• Swollen shoot virus to reduce crop forecast to 800,000 tons
  • Replanting of trees to weigh on production for four years

Ghana’s cocoa regulator is facing a shortage of beans to meet all its sales commitments as disease is affecting more of the crop than previously estimated, according to people familiar with the matter.

An outbreak of the swollen shoot virus will probably reduce the harvest of the world’s second-largest cocoa grower to 800,000 metric tons for the season through September, said the people, who asked not to be identified because they’re not authorized to speak publicly about the matter.

An initial estimate of 900,000 tons was cut to 850,000 tons last month following a crop assessment.

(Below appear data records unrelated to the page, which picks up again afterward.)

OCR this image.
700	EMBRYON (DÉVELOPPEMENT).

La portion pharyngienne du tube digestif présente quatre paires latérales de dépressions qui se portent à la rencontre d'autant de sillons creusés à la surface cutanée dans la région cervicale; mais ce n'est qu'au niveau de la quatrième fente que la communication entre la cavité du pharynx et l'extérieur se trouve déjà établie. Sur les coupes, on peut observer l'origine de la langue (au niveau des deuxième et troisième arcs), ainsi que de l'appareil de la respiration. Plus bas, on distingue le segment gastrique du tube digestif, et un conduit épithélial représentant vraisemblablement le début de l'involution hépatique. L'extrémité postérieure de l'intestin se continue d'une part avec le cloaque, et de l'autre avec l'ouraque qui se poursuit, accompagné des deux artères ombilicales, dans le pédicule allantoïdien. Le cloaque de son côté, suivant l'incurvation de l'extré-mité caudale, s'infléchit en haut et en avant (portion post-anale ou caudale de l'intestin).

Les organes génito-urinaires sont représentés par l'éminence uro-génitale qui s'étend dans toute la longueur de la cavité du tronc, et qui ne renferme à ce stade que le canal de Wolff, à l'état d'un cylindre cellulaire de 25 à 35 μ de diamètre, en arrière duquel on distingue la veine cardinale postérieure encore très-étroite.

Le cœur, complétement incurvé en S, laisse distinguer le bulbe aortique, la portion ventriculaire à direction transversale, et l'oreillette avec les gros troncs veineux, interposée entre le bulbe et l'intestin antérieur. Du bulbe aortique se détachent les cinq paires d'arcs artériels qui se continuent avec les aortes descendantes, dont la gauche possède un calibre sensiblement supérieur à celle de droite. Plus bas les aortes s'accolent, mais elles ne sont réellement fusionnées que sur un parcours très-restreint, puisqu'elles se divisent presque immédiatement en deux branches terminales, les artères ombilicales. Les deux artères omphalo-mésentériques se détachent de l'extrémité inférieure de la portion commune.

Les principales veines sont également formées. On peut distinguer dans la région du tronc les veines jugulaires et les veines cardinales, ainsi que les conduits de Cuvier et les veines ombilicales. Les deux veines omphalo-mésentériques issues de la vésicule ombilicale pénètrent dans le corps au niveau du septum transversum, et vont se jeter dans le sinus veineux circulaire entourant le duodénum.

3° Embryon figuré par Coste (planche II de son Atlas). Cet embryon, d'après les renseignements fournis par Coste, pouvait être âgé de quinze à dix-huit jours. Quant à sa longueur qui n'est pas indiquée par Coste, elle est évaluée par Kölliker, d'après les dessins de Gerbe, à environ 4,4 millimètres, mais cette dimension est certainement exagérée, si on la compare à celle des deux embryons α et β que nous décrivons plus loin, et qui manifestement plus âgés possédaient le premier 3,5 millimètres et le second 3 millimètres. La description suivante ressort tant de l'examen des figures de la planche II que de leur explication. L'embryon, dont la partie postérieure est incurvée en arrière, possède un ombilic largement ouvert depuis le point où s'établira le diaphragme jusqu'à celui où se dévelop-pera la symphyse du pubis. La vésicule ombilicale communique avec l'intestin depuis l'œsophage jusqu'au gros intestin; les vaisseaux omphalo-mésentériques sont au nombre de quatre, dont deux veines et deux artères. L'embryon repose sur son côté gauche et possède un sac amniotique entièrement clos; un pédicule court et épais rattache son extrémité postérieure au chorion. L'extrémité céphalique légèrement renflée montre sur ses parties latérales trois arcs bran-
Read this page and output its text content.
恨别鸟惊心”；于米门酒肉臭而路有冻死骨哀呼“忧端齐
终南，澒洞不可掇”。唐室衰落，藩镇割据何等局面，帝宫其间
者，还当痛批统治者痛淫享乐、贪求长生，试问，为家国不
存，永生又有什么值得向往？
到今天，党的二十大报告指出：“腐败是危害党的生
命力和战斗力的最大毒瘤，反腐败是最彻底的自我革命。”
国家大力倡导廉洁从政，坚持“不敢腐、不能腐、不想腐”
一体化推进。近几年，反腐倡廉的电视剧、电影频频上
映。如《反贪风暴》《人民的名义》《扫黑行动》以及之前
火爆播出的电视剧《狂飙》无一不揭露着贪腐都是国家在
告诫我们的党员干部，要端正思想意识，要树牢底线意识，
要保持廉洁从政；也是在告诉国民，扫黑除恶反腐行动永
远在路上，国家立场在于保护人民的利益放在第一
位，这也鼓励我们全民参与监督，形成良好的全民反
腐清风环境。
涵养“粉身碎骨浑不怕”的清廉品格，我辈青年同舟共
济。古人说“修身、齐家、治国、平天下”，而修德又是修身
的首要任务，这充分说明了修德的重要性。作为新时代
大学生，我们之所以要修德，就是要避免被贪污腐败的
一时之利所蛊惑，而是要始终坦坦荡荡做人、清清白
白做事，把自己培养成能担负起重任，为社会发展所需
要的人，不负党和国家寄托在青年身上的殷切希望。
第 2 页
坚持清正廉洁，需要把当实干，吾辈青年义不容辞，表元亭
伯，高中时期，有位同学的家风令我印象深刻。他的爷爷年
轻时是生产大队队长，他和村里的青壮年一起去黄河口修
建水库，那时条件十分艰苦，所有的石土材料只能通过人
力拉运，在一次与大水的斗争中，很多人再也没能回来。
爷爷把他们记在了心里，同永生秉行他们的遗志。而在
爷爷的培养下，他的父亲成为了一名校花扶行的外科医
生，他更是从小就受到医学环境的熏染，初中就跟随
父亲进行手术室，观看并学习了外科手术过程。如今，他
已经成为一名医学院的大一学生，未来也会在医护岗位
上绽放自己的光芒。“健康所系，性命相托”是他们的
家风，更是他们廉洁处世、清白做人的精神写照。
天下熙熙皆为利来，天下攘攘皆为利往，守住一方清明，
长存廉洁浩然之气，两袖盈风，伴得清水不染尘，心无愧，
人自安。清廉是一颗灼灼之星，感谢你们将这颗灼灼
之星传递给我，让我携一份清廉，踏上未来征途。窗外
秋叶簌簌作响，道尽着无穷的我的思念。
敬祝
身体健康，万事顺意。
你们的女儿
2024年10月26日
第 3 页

Ghana Cocoa Board’s chief executive officer, Joseph Boahen Aidoo, led a delegation to the growing areas last week to reassess the situation. The outbreak will speed-up plans to replant old trees and reduce the crop’s potential for about four years while new plants reach maturity, said the people.

Less Cocoa
Ghana’s cocoa crop is expected to be the lowest in three years

Source: Ghana Cocoa Board, Bloomberg

NOTE: 2018-19 figure is an estimate

The swollen shoot virus causes abnormally shaped pods, leading to lower yields.

While the disease is not uncommon across cocoa growing regions in West Africa, the current outbreak in three of Ghana’s biggest planting areas is particularly devastating.
A spokeswoman for Ghana Cocoa Board declined to comment. Aidoo wouldn’t immediately comment when contacted by phone.

The “outbreak is very alarming and troubling for farmers,” said Samuel Quainoo, a chief producer who supervises 16,000 small-scale growers near the southwestern border with Ivory Coast. “About two-thirds of the tree stock in the district have to be cut down.”

As a consequence, the regulator is likely to postpone some deliveries until next season for $200 million in sales that it secured through early payments for this year’s light harvest, said the people. The light harvest is the smaller of the two annual crops and its proceeds are reserved for local grinders.